Em mais um capítulo do conflito entre J&F Investimentos e Paper Excellence (PE), a holding da família Batista extinguiu o contrato de venda do controle da Eldorado para a empresa estrangeira, sob a justificativa de que a operação não foi concluída até segunda-feira, data limite para o fechamento da transação.
A informação foi levada pela produtora de celulose de eucalipto à Comissão de Valores Mobiliários (CVM).
A PE, porém, diz não reconhecer a extinção do contrato e informa que seguirá adotando "as medidas cabíveis para preservação e exercício de seus direitos". "Ademais, a Paper Excellence lamenta que a Eldorado tenha divulgado uma comunicação unilateral de apenas um de seus acionistas e que também está tomando as medidas visando a retificação de tal comunicação" - informou em nota a PE.
PE e J&F discutem a operação na Justiça desde meados de agosto e o conflito será decidido por um tribunal de arbitragem, conforme antecipou o Valor. Em decisão recente, o juízo da 2ª Vara Empresarial e Conflitos de Arbitragem de São Paulo (SP) negou pedido de liminar da PE para prorrogar o contrato firmado há um ano e garantir a conclusão da operação com uma estrutura de pagamento de dívidas descartada pela J&F. Além disso, determinou que o conflito seja resolvido pela arbitragem.
A J&F, que detém 50,59% da produtora de celulose, tinha o direito de encerrar o contrato caso a conclusão da compra das ações pela PE não ocorresse até 3 de setembro deste ano.
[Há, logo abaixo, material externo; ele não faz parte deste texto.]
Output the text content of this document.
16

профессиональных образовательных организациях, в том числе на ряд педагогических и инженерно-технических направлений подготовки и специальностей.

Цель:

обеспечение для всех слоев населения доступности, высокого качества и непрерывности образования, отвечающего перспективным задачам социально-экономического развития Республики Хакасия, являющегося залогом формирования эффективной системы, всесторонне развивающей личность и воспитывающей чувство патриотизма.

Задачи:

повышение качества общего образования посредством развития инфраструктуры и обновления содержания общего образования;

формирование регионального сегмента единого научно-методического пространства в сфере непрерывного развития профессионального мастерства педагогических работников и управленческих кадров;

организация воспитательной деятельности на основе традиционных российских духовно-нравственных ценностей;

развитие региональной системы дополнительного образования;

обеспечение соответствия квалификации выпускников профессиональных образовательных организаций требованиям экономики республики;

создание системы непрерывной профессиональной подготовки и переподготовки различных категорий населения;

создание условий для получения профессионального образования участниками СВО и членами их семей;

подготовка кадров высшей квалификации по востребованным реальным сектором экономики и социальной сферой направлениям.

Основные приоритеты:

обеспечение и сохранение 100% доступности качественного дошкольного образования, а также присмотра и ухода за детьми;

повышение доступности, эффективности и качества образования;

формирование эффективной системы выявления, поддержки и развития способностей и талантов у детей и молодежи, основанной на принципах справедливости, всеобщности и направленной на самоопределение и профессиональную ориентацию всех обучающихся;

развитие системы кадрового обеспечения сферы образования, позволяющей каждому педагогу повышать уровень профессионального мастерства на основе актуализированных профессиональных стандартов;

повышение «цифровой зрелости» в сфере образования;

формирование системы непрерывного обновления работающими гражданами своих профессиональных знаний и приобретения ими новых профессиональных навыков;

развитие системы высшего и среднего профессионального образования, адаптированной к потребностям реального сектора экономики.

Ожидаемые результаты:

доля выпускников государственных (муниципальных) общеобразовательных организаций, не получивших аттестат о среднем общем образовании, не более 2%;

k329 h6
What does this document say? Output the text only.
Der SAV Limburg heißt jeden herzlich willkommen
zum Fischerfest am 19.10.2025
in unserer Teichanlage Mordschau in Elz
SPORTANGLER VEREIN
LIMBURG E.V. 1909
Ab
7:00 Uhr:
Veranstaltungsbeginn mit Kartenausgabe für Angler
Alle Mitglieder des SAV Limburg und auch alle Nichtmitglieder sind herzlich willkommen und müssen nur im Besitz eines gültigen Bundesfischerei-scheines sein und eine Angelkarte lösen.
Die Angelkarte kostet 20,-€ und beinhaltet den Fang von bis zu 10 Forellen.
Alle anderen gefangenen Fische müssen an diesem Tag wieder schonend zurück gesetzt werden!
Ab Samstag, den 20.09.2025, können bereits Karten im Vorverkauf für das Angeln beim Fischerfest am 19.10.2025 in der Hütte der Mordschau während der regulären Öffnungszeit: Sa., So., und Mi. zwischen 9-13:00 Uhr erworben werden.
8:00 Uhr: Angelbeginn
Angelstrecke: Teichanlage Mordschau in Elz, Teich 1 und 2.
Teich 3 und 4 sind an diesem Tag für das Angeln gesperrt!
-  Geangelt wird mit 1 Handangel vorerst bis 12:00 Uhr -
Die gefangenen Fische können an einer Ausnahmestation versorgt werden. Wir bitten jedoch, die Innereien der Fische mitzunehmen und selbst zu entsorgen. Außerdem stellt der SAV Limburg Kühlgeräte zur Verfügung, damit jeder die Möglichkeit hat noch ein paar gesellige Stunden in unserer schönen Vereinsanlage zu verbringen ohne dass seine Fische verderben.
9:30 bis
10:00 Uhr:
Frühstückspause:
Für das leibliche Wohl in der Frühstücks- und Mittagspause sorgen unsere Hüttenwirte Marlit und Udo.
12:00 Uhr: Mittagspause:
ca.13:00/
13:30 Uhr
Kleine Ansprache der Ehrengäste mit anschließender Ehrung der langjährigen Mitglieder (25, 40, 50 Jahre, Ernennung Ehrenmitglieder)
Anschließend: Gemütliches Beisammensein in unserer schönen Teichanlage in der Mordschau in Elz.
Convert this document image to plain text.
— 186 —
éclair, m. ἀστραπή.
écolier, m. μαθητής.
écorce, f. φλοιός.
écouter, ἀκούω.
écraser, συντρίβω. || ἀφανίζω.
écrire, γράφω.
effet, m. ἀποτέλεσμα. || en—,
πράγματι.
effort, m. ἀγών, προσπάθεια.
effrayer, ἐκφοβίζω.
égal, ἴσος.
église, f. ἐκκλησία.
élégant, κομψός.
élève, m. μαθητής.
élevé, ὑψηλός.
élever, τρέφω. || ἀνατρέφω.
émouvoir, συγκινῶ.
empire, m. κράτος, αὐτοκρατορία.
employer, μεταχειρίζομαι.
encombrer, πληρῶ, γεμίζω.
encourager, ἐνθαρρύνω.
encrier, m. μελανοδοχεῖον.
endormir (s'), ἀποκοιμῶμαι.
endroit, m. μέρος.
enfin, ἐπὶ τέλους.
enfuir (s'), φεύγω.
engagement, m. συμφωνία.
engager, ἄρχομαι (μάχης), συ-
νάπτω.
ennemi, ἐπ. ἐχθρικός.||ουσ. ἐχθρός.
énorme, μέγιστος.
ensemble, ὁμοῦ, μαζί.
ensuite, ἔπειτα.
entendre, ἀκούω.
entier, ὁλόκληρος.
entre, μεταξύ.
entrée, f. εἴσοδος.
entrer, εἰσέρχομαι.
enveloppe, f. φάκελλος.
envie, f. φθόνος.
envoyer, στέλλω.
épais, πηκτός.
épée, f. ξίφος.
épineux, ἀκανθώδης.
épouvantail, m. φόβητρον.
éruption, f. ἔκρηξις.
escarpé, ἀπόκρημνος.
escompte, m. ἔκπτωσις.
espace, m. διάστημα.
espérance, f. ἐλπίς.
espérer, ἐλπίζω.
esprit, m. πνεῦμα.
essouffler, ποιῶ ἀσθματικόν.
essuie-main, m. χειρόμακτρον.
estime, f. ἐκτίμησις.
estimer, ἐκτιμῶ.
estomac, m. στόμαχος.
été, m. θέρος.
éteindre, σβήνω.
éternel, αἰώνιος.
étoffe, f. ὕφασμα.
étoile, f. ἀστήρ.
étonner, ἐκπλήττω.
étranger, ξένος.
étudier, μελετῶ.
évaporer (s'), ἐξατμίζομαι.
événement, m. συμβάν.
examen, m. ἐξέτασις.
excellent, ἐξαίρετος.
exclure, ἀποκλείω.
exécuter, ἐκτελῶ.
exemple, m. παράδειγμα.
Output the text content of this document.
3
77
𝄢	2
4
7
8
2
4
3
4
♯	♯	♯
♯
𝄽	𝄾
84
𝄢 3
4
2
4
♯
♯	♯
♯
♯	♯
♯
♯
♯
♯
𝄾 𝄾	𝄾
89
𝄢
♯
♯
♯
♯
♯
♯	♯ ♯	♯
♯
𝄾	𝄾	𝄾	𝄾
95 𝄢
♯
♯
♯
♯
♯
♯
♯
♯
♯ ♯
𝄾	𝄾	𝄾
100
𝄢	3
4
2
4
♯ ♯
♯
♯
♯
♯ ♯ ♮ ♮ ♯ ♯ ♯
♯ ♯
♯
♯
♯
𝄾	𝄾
Conforme o documento encaminhado à CVM, atingida a data-limite, a J&F exerceu o direito de extinção do acordo e os vendedores estão "automaticamente liberados de todas as suas obrigações relacionadas com a venda das ações de sua titularidade".
O contrato entre as duas partes foi firmado em 2 de setembro do ano passado e a empresa estrangeira, que constituiu a CA Investment no Brasil para levar adiante a compra de 100% da Eldorado, já é dona de 49,41% da companhia brasileira. Por essa fatia, desembolsou aproximadamente R$ 3,8 bilhões.
A PE alega que a holding da família Batista não cooperou no processo de liberação de garantias concedidas em dívidas da Eldorado - pré-condição para a consumação da compra do controle.
A valorização da produtora de celulose nos últimos 12 meses, na esteira dos preços mais altos da celulose e do câmbio, seria um dos motivadores da colaboração reduzida.
Diante disso, a PE foi à Justiça tentar garantir o fechamento do negócio mediante a transferência de recursos para que a própria Eldorado quitasse os compromissos, antes da compra das ações de controle.
A J&F, por sua vez, diz que colaborou com a PE, dentro do que estava previsto em contrato e se opôs à estrutura proposta já que representaria risco à sua posição acionária na companhia e não tinha previsão contratual.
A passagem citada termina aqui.